I have two main passions in life, which I am pursuing seriously and not just as hobbies: business and academics. I am also quite interested in bettering my artistic skills. I am passionate about ballet, painting, and writing. I am not very ambitious though with art; it’s a private, personal journey. Perhaps one day I’ll pursue them more seriously, but right now I don’t have the time. As for business and academics, the two are very, very different activities. Business is real world, practical, and all about action. Academics is in the clouds, impractical, and all about contemplation. They occupy very different mental spaces, and the more I do each, the stronger my desire for the other becomes.

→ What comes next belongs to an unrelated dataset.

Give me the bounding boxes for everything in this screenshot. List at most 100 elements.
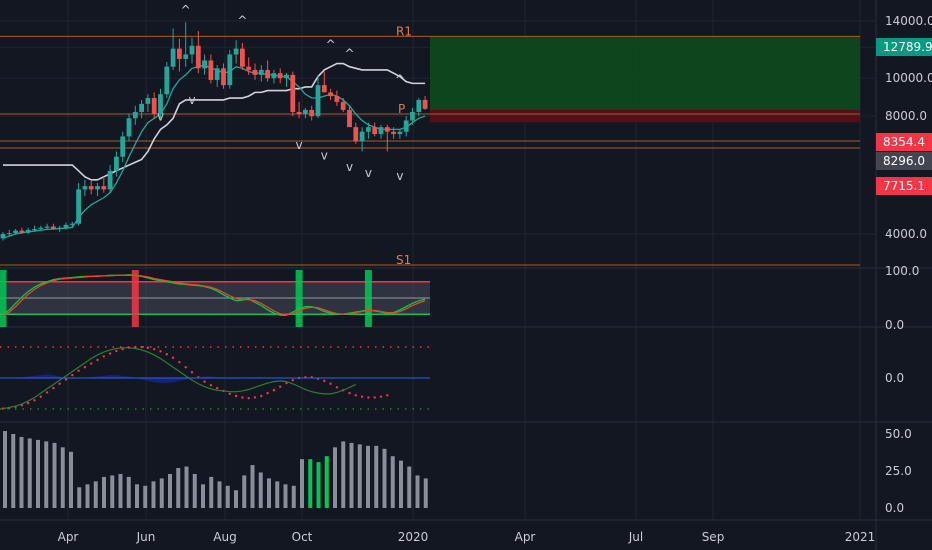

Business makes me feel strong, capable, and powerful. It makes me feel in control of my life and like I can at once create useful value in the world and freedom for myself. It’s fun, like a game. The object is to steadily increase cashflow and maintain the organization of the operation and the happiness of everyone involved. When I go to a new place now, I think about its potential, its economic activity, and the constraints on its improvement. I want to realize my own potential. I want to build an empire. There’s something about building something from scratch that brings me a very deep satisfaction.
Academics, on the other hand, makes me feel intrigued, genuine, and existentially fulfilled. The pursuit of intellectual clarity speaks more to my soul; it represents a more fundamental part of myself. Perhaps a better word than academics is intellectualism, because academics implies the involvement in an institution devoted to intellectualism, but an institution is unnecessary for the pursuit of knowledge, and in fact, in many ways, institutions are increasingly stifling for continued intellectual development for more reasons than one. But that is another article.
Without intellectualism, my devotion to business would leave me feeling empty. Without business, a full commitment to intellectualism would leave me feeling cut off from the world, indulging in a kind of narcissism, and would otherwise leave another part of my character unexpressed. And so I am left to attempt to balance the two, which as I said occupy very different states of mind. It is difficult to switch them on and off. If I indulge in my obsession over business, I will spend every moment counting numbers, planning aggressive tactics, and doing everything in my power to make shit happen. I forget about the truth in the world. The world that is sitting there indifferent to my blind participation in society. And when I obsess over ideas, I grow uninterested in petty real world details and I forget about what needs to get done.
Both engagements at once increase and decrease my incentives in the other. They increase it because they are like yin and yang; one makes up for what the other lacks. They decrease it because they are each mentally addicting in the sense that I forget the other state of mind exists when I am preoccupied with the one of them.
This is a conundrum. I fantasize about being in an office full of books and paint and chalkboard scribbles while somehow being available to oversee my businesses. I still don’t know how much this fantasy is actually possible. But for now I see no other possibility for myself other than to try to realize it.
It is fascinating in itself just how different these two careers are and how it could be possible to do both. There are no rules for our paths in life, only judgments, fears, and perceived limitations. It is my personal philosophy, perhaps naive, that if you desperately want two different things, if they are not morally conflicting, then you should find a way to have both. If in them there lies a contradiction, then you should ask yourself if there is a real contradiction there and not just an imagined one, because we only have one life to live and the fact that we can choose exactly how to live it is a beautiful thing. Our path in life should be a creative one, not one fashioned for us by society.